With the new front opened in the Holy Land, the axis of evil is trying to fine-tune, knowing that there are legions of fifth columnists within the West who are capable of defending Hamas, Hezbollah and even the fundamentalist religious dictatorship of Iran, in order to practice a little more of that irrational anti-Semitism that the most radical of the political spectrum enjoy so much (Más Madrid could well be called Hamas Madrid).
In short, the world is getting worse, the pax americana under which Lanzarote has prospered is fading and things can get really ugly when the two powers fight directly for global hegemony (let's remember that Taiwan is a ticking time bomb).
And in this probable scenario of world war, what is the strategic vision of Lanzarote and the Canary Islands? Absolutely none. We are at the mercy of events. The first concern we should have in Lanzarote and the Canary Islands is not about the next road to be built, about the quality of tourism, or about other details that, while absolutely relevant, are not existential.
The first thing we should ask ourselves is how do we survive if the worst happens in the world? Where are we going to get the energy if no one sends us oil or it becomes sky high? What are we going to eat when no one cares about an island in the middle of nowhere when there is hunger in the world?
We are a society that lives in the present and does not think about anything for when times are tough, like a fool who when he earns money does not save anything in case problems arise. What's more, instead of saving, we squander from the credit card. We are totally imbeciles and it pisses me off that there is no plan for this.

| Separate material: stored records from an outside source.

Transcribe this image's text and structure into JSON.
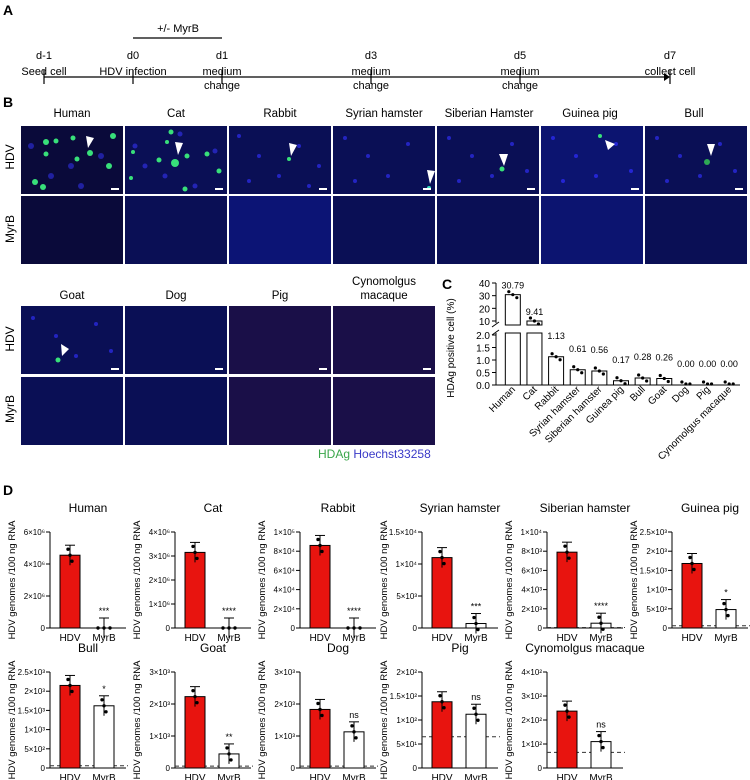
{
  "panelA": {
    "letter": "A",
    "treatment_label": "+/- MyrB",
    "days": [
      {
        "day": "d-1",
        "event": "Seed cell",
        "event2": ""
      },
      {
        "day": "d0",
        "event": "HDV infection",
        "event2": ""
      },
      {
        "day": "d1",
        "event": "medium",
        "event2": "change"
      },
      {
        "day": "d3",
        "event": "medium",
        "event2": "change"
      },
      {
        "day": "d5",
        "event": "medium",
        "event2": "change"
      },
      {
        "day": "d7",
        "event": "collect cell",
        "event2": ""
      }
    ]
  },
  "panelB": {
    "letter": "B",
    "row_labels": {
      "hdv": "HDV",
      "myrb": "MyrB"
    },
    "row1_species": [
      "Human",
      "Cat",
      "Rabbit",
      "Syrian hamster",
      "Siberian Hamster",
      "Guinea pig",
      "Bull"
    ],
    "row2_species": [
      "Goat",
      "Dog",
      "Pig",
      "Cynomolgus",
      "macaque"
    ],
    "legend": {
      "hdag": "HDAg",
      "hoechst": "Hoechst33258",
      "hdag_color": "#3aa64a",
      "hoechst_color": "#3a3ac8"
    }
  },
  "chart_data": [
    {
      "panel": "C",
      "type": "bar",
      "title": "",
      "xlabel": "",
      "ylabel": "HDAg positive cell (%)",
      "categories": [
        "Human",
        "Cat",
        "Rabbit",
        "Syrian hamster",
        "Siberian hamster",
        "Guinea pig",
        "Bull",
        "Goat",
        "Dog",
        "Pig",
        "Cynomolgus macaque"
      ],
      "values": [
        30.79,
        9.41,
        1.13,
        0.61,
        0.56,
        0.17,
        0.28,
        0.26,
        0.0,
        0.0,
        0.0
      ],
      "value_labels": [
        "30.79",
        "9.41",
        "1.13",
        "0.61",
        "0.56",
        "0.17",
        "0.28",
        "0.26",
        "0.00",
        "0.00",
        "0.00"
      ],
      "y_axis_break": {
        "lower": [
          0,
          2.0
        ],
        "upper": [
          10,
          40
        ]
      },
      "yticks_lower": [
        "0.0",
        "0.5",
        "1.0",
        "1.5",
        "2.0"
      ],
      "yticks_upper": [
        "10",
        "20",
        "30",
        "40"
      ],
      "bar_color": "#ffffff",
      "grid": false
    },
    {
      "panel": "D",
      "type": "bar",
      "ylabel": "HDV genomes /100 ng RNA",
      "categories": [
        "HDV",
        "MyrB"
      ],
      "bar_colors": [
        "#e8140f",
        "#ffffff"
      ],
      "subplots": [
        {
          "title": "Human",
          "ylim": [
            0,
            6000000
          ],
          "yticks": [
            "0",
            "2×10⁶",
            "4×10⁶",
            "6×10⁶"
          ],
          "values": [
            4550000,
            0
          ],
          "sig": "***",
          "lod": null
        },
        {
          "title": "Cat",
          "ylim": [
            0,
            4000000
          ],
          "yticks": [
            "0",
            "1×10⁶",
            "2×10⁶",
            "3×10⁶",
            "4×10⁶"
          ],
          "values": [
            3150000,
            0
          ],
          "sig": "****",
          "lod": null
        },
        {
          "title": "Rabbit",
          "ylim": [
            0,
            100000
          ],
          "yticks": [
            "0",
            "2×10⁴",
            "4×10⁴",
            "6×10⁴",
            "8×10⁴",
            "1×10⁵"
          ],
          "values": [
            86000,
            0
          ],
          "sig": "****",
          "lod": null
        },
        {
          "title": "Syrian hamster",
          "ylim": [
            0,
            15000
          ],
          "yticks": [
            "0",
            "5×10³",
            "1×10⁴",
            "1.5×10⁴"
          ],
          "values": [
            11000,
            700
          ],
          "sig": "***",
          "lod": null
        },
        {
          "title": "Siberian hamster",
          "ylim": [
            0,
            10000
          ],
          "yticks": [
            "0",
            "2×10³",
            "4×10³",
            "6×10³",
            "8×10³",
            "1×10⁴"
          ],
          "values": [
            7900,
            500
          ],
          "sig": "****",
          "lod": 50
        },
        {
          "title": "Guinea pig",
          "ylim": [
            0,
            2500
          ],
          "yticks": [
            "0",
            "5×10²",
            "1×10³",
            "1.5×10³",
            "2×10³",
            "2.5×10³"
          ],
          "values": [
            1680,
            480
          ],
          "sig": "*",
          "lod": 60
        },
        {
          "title": "Bull",
          "ylim": [
            0,
            2500
          ],
          "yticks": [
            "0",
            "5×10²",
            "1×10³",
            "1.5×10³",
            "2×10³",
            "2.5×10³"
          ],
          "values": [
            2150,
            1620
          ],
          "sig": "*",
          "lod": 60
        },
        {
          "title": "Goat",
          "ylim": [
            0,
            3000
          ],
          "yticks": [
            "0",
            "1×10³",
            "2×10³",
            "3×10³"
          ],
          "values": [
            2230,
            440
          ],
          "sig": "**",
          "lod": 60
        },
        {
          "title": "Dog",
          "ylim": [
            0,
            3000
          ],
          "yticks": [
            "0",
            "1×10³",
            "2×10³",
            "3×10³"
          ],
          "values": [
            1830,
            1130
          ],
          "sig": "ns",
          "lod": 60
        },
        {
          "title": "Pig",
          "ylim": [
            0,
            200
          ],
          "yticks": [
            "0",
            "5×10¹",
            "1×10²",
            "1.5×10²",
            "2×10²"
          ],
          "values": [
            138,
            112
          ],
          "sig": "ns",
          "lod": 65
        },
        {
          "title": "Cynomolgus macaque",
          "ylim": [
            0,
            400
          ],
          "yticks": [
            "0",
            "1×10²",
            "2×10²",
            "3×10²",
            "4×10²"
          ],
          "values": [
            237,
            110
          ],
          "sig": "ns",
          "lod": 65
        }
      ]
    }
  ],
  "panelC": {
    "letter": "C"
  },
  "panelD": {
    "letter": "D"
  }
}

Let us remember that cycles have existed since time immemorial and that this time will be no different. Therefore, Lanzarote must bet on being totally self-sufficient in terms of energy. Not for ecology, which too, but first of all for mere strategic subsistence.
Lanzarote must bet on transforming its population and economy so that we do not live exclusively from tourism, which can evaporate, totally or partially, in the event of a world war. In a quick example, we should be the paradise of European teleworkers. We have the climate, we have the infrastructure, let's bet more on it. Just as Dubai has diversified its economy so as not to depend only on oil, in Lanzarote we should already be diversifying our economy so as not to depend only on tourism. It sounds unimaginable today, but it can be done. It is a matter of will and an obligation for monoculture economies like ours.
And, thirdly, we must bet on greater food self-sufficiency in the Canary Islands, so that at least we do not starve to death in the event of a global conflict. Otherwise, in the event of a global conflict we will become a ship adrift in the middle of the ocean with two and a half million starving people.
I hope this column is not a prophecy, but it is scary to think that there is no strategic plan for the Canary Islands and that we live as if the mirage of tourism will last forever and will never be interrupted.